The problem was to find the largest integer which divides every
member of the following sequence:

\[1^5-1,\ 2^5-2,\ 3^5-3,\cdots\ n^5-n.\]

The solution depends only on a little algebra and some clear
mathematical thinking.

Pierre, Tarbert Comprehensive, Ireland, Prateek, Riccarton High
School, Christchurch, New Zealand and Vassil from Lawnswood Sixth
Form, Leeds started by taking small values of $n$, usually a good
way to begin. This solution comes from Arun Iyer, S.I.A High School
and Junior College, India. They all found the answer which is $30$.

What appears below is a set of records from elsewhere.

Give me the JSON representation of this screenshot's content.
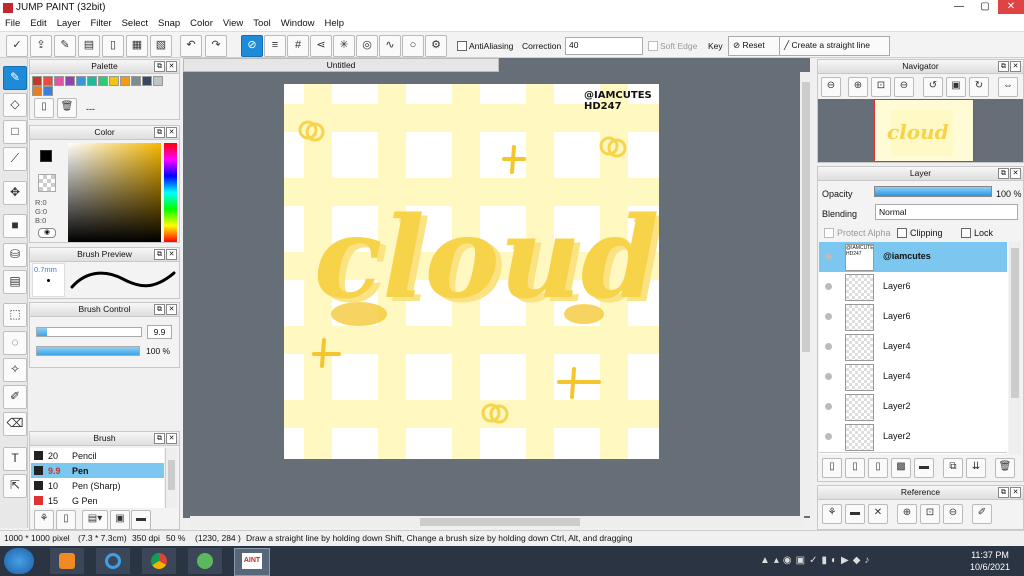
{
  "window": {
    "title": "JUMP PAINT (32bit)",
    "minimize": "—",
    "maximize": "▢",
    "close": "✕"
  },
  "menu": [
    "File",
    "Edit",
    "Layer",
    "Filter",
    "Select",
    "Snap",
    "Color",
    "View",
    "Tool",
    "Window",
    "Help"
  ],
  "toolbar": {
    "antialiasing_label": "AntiAliasing",
    "correction_label": "Correction",
    "correction_value": "40",
    "soft_edge_label": "Soft Edge",
    "key_label": "Key",
    "reset_label": "Reset",
    "straight_line_label": "Create a straight line"
  },
  "palette": {
    "title": "Palette",
    "set_name": "---",
    "swatches": [
      "#c0392b",
      "#e74c3c",
      "#e056a4",
      "#8e44ad",
      "#3498db",
      "#1abc9c",
      "#2ecc71",
      "#f1c40f",
      "#f39c12",
      "#7f8c8d",
      "#34495e",
      "#bdc3c7",
      "#e67e22",
      "#3d7fd9"
    ]
  },
  "color": {
    "title": "Color",
    "r": "R:0",
    "g": "G:0",
    "b": "B:0",
    "primary": "#000000",
    "secondary": "#ffffff"
  },
  "brush_preview": {
    "title": "Brush Preview",
    "size_text": "0.7mm"
  },
  "brush_control": {
    "title": "Brush Control",
    "size_value": "9.9",
    "opacity_value": "100 %",
    "size_fraction": 0.1,
    "opacity_fraction": 1.0
  },
  "brush": {
    "title": "Brush",
    "items": [
      {
        "size": "20",
        "name": "Pencil"
      },
      {
        "size": "9.9",
        "name": "Pen"
      },
      {
        "size": "10",
        "name": "Pen (Sharp)"
      },
      {
        "size": "15",
        "name": "G Pen"
      }
    ]
  },
  "document": {
    "tab": "Untitled"
  },
  "artwork": {
    "credit_line1": "@IAMCUTES",
    "credit_line2": "HD247",
    "word": "cloud"
  },
  "navigator": {
    "title": "Navigator",
    "thumb_word": "cloud"
  },
  "layer": {
    "title": "Layer",
    "opacity_label": "Opacity",
    "opacity_value": "100 %",
    "opacity_fraction": 1.0,
    "blending_label": "Blending",
    "blending_value": "Normal",
    "protect_alpha_label": "Protect Alpha",
    "clipping_label": "Clipping",
    "lock_label": "Lock",
    "thumb_credit": "@IAMCUTES HD247",
    "layers": [
      "@iamcutes",
      "Layer6",
      "Layer6",
      "Layer4",
      "Layer4",
      "Layer2",
      "Layer2"
    ]
  },
  "reference": {
    "title": "Reference"
  },
  "status": {
    "dimensions": "1000 * 1000 pixel",
    "size_cm": "(7.3 * 7.3cm)",
    "dpi": "350 dpi",
    "zoom": "50 %",
    "coords": "(1230, 284 )",
    "hint": "Draw a straight line by holding down Shift, Change a brush size by holding down Ctrl, Alt, and dragging"
  },
  "taskbar": {
    "time": "11:37 PM",
    "date": "10/6/2021",
    "app_label": "AINT"
  }
}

Given the sequence $1^5-1,\ 2^5-2,\ 3^5-3,\cdots \ n^5-n$ we see
that

\[n^5 - n = n(n^4 - 1) = n(n - 1)(n + 1)(n^2 + 1)\]

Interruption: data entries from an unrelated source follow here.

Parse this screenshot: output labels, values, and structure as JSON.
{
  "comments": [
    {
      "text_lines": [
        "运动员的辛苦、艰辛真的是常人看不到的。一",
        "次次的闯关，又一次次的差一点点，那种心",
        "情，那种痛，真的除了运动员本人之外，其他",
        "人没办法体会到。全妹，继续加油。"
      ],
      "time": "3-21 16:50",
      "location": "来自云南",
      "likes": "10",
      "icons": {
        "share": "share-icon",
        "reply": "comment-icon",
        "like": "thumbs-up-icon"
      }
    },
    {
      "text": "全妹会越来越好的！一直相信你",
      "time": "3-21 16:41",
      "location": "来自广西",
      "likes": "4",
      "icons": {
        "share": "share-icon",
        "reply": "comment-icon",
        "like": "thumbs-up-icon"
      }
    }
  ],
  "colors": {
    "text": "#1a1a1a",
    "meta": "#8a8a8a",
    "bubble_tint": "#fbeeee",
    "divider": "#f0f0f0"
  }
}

and it is quite easy to see that $n(n-1)(n+1)(n^2+1)$ is divisible
by $2$, $3$ and $5$ for all values of $n$. As $n$, $(n-1)$ and
$(n+1)$ are three consecutive integers their product must be
divisible by $2$ and by $3$. If none of these numbers is divisible
by $5$ then $n$ is either of the form $5k+2$ or $5k+3$ for some
integer $k$ and in both of these cases we can check that $n^2 + 1$
is divisible by $5$. Since $2$, $3$ and $5$ are coprime therefore
$n^5 - n$ is divisible by $2 \times 3 \times 5$ i.e by $30$.

Since the second term of the sequence is $2^5-2 = 30$ therefore the
divisor cannot be greater than $30$. Therefore $30$ is the largest
number that d ivides each member of the sequence.